By mid-June tomatoes, squash, beans and sweet corn are nearly done, but our desire for gardening is not. So what’s a gardener to do in the garden patch?
Even during some of the hottest times of the summer, South Texas gardeners have lots to do in the garden, especially if you start early in the morning. So dust off your tools and put on your gardening gear — you’ve got a job to do.
Lucky for us there’s still time to plant three great hot weather vegetables: okra, peppers and eggplant.
- Okra – ‘Oscar’, ‘Emerald’, ‘Clemson Spineless’, ‘Cajun Delight’, ‘Dwarf Green’, ‘Lee’
- Peppers – ‘Long red’, ‘Thin Cayenne’, ‘Hungarian Wax’, jalapeño, ‘TAM’ mild jalapeño, ‘Hidalgo’ serrano
- Eggplant – ‘Florida Market’, ‘Black Beauty’, ’Classic’, ‘Black Magic’, ‘Ichiban’
All three have similar cultivation requirements.
Turn the soil in the bed as deeply as possible. Incorporate 1-2 inches of well decomposed compost.

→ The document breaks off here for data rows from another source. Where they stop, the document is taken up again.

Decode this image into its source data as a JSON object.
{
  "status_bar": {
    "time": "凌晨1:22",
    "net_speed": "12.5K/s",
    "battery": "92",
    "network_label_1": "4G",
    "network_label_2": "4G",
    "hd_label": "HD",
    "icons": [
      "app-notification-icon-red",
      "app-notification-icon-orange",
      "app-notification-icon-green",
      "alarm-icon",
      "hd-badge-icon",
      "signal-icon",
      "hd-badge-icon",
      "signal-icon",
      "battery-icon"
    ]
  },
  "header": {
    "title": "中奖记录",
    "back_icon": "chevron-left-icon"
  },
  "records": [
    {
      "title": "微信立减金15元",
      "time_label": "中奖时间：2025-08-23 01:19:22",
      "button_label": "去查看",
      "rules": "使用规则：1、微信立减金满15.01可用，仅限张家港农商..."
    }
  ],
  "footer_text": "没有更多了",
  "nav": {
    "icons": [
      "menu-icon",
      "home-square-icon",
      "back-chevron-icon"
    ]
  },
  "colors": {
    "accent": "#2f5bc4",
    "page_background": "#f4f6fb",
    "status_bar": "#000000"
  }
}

Space the plants 18-24 inches apart and the rows 30 inches apart.
Water three times a week for the first two weeks to establish, then twice a week in the absence of rainfall. Try to limit water on the foliage, drip irrigation is a better alternative.
Fertilize with ½-1 pound of synthetic fertilizer or 2-4 pounds of organic fertilizer.
Peppers and eggplant benefit from cages or staking.
½ – 1 inch layer of organic mulch. Do not over mulch. A little goes a long way.
There is still time for additions to the vegetable garden. Enjoy these hot weather vegetables right up to the first frost.